Freeport Indonesia sering dikabarkan telah melakukan penganiayaan terhadap para penduduk setempat. Selain itu, pada tahun 2003 Freeport Indonesia mengaku bahwa mereka telah membayar TNI untuk mengusir para penduduk setempat dari wilayah mereka.

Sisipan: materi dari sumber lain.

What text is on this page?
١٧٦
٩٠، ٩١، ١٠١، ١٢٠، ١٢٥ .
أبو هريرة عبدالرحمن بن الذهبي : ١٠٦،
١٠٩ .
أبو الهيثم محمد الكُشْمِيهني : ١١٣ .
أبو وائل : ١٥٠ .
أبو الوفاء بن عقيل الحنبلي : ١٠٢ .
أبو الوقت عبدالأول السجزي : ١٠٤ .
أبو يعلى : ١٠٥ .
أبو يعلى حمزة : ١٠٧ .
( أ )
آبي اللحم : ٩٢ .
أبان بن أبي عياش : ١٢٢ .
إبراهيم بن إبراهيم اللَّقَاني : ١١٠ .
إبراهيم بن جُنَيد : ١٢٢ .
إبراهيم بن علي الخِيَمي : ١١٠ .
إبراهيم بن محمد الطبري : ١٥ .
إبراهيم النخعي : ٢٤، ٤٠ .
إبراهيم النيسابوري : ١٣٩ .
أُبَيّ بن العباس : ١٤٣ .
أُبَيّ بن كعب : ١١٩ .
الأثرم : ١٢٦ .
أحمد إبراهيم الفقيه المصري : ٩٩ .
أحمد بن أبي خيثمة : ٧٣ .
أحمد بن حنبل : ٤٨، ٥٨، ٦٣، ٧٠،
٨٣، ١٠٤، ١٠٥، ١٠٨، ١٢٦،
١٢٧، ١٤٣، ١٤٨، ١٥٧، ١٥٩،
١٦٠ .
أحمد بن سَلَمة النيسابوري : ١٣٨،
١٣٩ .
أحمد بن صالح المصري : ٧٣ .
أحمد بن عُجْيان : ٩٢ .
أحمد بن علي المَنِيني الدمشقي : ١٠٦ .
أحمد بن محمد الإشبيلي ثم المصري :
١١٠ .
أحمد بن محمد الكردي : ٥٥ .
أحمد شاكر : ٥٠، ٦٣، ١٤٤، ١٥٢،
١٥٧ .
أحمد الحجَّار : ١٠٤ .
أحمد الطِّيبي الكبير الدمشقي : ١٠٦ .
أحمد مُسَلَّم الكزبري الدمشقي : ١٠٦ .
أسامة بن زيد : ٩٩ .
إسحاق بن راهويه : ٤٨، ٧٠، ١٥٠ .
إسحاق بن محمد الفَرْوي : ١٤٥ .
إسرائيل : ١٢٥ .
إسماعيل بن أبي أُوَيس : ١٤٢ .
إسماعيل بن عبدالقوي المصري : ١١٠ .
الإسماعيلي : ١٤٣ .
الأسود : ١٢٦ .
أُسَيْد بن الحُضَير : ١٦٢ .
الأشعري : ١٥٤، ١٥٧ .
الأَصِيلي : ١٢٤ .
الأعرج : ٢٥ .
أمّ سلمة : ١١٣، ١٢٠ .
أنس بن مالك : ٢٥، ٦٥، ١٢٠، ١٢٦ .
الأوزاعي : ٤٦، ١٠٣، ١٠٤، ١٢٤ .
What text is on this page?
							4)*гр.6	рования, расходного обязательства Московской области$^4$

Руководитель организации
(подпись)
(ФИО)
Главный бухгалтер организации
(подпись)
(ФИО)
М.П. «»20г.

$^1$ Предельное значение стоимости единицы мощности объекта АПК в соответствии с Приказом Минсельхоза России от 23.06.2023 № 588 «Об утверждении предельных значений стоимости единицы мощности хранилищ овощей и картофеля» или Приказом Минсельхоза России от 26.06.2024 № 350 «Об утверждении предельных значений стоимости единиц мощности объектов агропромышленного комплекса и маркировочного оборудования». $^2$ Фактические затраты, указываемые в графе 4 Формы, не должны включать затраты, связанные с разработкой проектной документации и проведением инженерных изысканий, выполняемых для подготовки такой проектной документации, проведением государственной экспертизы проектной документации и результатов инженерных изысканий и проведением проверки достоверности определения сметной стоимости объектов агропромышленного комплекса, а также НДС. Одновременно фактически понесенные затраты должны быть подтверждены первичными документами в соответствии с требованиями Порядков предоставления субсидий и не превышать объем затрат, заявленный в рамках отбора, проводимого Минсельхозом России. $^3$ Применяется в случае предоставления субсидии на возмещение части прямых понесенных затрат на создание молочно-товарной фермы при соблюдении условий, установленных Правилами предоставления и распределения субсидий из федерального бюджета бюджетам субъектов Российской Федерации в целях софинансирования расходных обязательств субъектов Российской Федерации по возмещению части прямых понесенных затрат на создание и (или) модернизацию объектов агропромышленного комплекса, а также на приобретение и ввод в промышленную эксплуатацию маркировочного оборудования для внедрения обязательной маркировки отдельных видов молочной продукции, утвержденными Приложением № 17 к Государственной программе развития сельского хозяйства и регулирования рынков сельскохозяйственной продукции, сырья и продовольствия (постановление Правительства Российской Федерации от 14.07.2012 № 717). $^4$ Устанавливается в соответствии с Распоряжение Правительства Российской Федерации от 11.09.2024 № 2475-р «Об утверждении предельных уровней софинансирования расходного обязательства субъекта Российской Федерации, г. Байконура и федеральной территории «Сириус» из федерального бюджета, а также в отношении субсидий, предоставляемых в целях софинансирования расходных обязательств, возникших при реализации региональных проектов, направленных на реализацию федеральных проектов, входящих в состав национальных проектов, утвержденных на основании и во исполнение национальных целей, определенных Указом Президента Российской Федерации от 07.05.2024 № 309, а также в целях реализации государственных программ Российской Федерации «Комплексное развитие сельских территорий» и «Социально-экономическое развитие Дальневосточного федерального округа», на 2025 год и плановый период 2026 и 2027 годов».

Menurut laporan New York Times pada Desember 2005, jumlah yang telah dibayarkan antara tahun 1998 dan 2004 mencapai hampir 20 juta dolar AS.

I. Pemegang saham

* Freeport-McMoRan Copper & Gold Inc. (AS) – 81,28% * Pemerintah Indonesia – 9,36% * PT. Indocopper Investama – 9,36%

II. Bahan Tambang yang dihasilkan

-Tembaga

-Emas

-Silver

-Molybdenum

-Rhenium

kawah-freeport.

Selama ini hasil bahan yang di tambang tidak-lah jelas karena hasil tambang tersebut di kapal-kan ke luar indonesia untuk di murnikan sedangkan molybdenum dan rhenium adalah merupakan sebuah hasil samping dari pemrosesan bijih tembaga.

III. Sejarah

Peta lokasi Freeport Indonesia

Dahulu di tengah masyarakat ada mitologi menyangkut manusia sejati, yang berasal dari sebuah Ibu, yang menjadi setelah kematiannya berubah menjadi tanah yang membentang sepanjang daerah Amungsal (Tanah Amugme), daerah ini dianggap keramat oleh masyarakat setempat, sehingga secara adat tidak diijinkan untuk dimasuki.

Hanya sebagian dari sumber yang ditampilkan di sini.